Is there any joy left in this industry?

David Rosenstrauch darose-prQxUZoa2zOsTnJN9+BGXg at public.gmane.org
Thu Oct 28 18:23:30 EDT 2010


On 10/27/2010 10:40 PM, Mark Woodward wrote:
> Here's my rant.
>
> I've been a software developer for over 25 years. When I started, it was
> a cool profession. We were creative and we had options. We got paid well
> and we did amazing things.
>
> 25 years later.....
>
>
> The "cloud echo chamber" makes it impossible to do anything that make
> sense.
>
> The "agile" development process is nothing more than code for
> micro-management.
>
> Are there any good places to work? Are there any really interesting
> projects to work on?
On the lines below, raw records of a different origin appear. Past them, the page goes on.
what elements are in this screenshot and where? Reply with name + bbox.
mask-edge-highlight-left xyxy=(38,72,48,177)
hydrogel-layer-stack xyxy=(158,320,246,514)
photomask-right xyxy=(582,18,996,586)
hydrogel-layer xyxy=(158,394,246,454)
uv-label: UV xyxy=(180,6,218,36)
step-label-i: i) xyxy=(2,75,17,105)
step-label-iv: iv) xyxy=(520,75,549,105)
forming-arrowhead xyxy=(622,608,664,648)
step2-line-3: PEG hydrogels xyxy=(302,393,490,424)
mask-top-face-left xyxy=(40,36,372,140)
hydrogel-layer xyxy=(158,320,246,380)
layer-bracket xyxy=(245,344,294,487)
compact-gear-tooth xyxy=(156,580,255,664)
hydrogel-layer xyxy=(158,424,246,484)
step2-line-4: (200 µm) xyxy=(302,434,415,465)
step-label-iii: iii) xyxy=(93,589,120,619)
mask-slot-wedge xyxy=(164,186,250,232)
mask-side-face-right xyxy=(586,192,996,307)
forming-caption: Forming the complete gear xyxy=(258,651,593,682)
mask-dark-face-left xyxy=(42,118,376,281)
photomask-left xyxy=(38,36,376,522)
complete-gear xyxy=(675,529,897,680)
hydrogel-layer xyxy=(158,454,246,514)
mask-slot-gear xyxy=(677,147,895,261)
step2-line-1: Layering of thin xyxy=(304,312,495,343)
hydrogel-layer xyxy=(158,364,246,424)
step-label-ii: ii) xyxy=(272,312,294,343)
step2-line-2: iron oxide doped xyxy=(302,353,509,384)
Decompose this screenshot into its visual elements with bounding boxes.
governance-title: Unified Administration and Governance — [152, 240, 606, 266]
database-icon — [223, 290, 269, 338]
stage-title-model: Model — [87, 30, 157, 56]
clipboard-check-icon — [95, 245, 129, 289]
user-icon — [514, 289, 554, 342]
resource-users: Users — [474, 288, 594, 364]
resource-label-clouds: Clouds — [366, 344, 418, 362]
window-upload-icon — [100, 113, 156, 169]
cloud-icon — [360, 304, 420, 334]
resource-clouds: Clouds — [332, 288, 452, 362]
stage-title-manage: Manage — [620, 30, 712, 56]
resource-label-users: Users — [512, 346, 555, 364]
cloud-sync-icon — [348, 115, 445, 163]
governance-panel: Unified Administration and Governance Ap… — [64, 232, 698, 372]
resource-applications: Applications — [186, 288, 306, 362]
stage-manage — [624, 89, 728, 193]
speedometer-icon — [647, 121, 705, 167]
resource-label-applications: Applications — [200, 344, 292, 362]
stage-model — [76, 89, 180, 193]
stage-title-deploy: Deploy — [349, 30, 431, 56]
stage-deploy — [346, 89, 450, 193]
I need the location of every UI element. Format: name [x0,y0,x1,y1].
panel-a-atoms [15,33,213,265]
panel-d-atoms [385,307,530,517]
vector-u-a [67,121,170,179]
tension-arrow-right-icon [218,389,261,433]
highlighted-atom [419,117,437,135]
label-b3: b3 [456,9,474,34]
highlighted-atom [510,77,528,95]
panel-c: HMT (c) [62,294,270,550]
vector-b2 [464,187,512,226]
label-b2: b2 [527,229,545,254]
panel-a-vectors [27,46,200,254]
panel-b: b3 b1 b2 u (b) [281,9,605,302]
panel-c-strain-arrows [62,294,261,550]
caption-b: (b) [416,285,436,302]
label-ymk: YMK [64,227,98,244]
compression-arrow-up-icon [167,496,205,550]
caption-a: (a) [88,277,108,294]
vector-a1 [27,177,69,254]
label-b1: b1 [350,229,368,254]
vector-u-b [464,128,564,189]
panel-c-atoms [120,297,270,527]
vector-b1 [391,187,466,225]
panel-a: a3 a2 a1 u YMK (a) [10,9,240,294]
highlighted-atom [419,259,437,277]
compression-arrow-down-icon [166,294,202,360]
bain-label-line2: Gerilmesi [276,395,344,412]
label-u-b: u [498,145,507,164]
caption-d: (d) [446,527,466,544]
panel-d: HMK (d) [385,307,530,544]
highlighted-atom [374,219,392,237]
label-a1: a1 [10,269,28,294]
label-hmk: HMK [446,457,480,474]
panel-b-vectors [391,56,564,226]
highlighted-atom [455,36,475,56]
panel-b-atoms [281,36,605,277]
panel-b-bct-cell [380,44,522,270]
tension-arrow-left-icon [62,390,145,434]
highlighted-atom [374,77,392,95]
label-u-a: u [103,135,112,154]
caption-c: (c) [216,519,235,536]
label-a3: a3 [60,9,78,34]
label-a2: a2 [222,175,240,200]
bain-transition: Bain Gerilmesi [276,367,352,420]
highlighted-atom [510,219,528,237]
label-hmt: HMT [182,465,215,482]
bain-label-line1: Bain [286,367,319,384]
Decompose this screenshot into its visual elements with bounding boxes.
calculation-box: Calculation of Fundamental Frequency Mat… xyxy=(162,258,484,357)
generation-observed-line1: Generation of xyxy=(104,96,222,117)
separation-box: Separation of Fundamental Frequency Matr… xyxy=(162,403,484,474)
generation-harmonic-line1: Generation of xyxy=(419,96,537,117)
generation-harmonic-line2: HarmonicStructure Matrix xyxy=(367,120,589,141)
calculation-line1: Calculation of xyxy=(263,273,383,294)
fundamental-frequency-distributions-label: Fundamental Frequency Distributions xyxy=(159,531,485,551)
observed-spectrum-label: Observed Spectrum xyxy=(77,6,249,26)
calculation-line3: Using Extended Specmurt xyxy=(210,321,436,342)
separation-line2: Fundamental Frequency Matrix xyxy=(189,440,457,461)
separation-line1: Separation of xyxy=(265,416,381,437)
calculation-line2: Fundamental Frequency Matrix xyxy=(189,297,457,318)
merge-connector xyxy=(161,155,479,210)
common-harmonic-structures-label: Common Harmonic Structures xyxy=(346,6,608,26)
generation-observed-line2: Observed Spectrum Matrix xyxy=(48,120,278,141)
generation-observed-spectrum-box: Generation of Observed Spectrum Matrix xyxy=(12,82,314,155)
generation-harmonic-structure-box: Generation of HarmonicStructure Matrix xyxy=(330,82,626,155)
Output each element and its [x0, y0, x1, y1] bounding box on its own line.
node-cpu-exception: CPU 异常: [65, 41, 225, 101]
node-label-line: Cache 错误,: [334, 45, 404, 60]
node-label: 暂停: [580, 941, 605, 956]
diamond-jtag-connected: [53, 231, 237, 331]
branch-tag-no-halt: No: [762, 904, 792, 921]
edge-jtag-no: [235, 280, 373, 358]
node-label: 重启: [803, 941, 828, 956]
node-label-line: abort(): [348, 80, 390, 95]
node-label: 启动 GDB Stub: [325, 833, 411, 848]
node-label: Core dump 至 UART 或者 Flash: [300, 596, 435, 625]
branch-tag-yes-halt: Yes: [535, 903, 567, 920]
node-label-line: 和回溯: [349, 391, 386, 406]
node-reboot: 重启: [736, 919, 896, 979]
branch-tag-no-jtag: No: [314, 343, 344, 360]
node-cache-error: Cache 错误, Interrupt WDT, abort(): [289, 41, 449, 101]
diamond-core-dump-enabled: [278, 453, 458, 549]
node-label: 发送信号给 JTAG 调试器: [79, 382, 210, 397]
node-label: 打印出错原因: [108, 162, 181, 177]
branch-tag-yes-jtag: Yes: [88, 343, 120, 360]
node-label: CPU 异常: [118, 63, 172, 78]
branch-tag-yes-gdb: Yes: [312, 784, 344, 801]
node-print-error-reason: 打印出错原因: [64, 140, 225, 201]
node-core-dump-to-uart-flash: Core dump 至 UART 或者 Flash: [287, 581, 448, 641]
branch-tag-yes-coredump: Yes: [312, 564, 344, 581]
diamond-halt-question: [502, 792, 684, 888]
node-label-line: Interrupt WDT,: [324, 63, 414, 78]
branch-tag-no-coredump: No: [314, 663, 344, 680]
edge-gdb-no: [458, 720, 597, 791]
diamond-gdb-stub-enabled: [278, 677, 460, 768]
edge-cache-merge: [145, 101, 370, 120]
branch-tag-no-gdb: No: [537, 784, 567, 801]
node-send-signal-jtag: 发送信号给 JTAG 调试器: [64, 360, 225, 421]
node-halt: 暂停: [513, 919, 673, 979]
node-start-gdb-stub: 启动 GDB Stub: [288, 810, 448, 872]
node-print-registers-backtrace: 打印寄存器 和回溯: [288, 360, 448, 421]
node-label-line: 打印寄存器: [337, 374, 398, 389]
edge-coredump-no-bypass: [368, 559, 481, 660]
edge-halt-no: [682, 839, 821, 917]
If so, how does one find them?

Can't say I share this dismal view of the industry.  Yes, the industry 
has changed, but as long as you keep changing along with it there's 
interesting places to work at and interesting technology to work with.

Much of what was "the software industry" has morphed and changed.  There 
is still some "for-profit consumer software" being written (e.g., MS 
Office), but not much.  Much of that has either become open source 
software (e.g., Firefox), or has become web-based (i.e., Saas).

Similarly there is still some "enterprise software" being written, but 
far less of it (since it's hard to sell expensive software these days), 
and again much of that has also become web-based/SaaS.

My personal opinion is that much of the exciting, interesting work these 
days is either at Internet/startup companies (e.g., working with 
large-scale data), or in mobile (e.g., iPhone) - or a combination of the 
two.

I've personally gotten involved in the former (in the form of Apache 
Hadoop / Map-reduce), and I'm finding it exciting and interesting, as 
well as having lots of opportunity.  Hadoop is such a hot skill right 
now that at the startup I work for we can't find many good developers 
who have experience with it - and I get contacted several times a week 
by recruiters looking to poach me because I've worked with it.

So from where I sit there's joy left in the industry.  I guess the way I 
see it is that you just have to be in the right parts of the industry - 
and working with the right technologies - to be feeling it.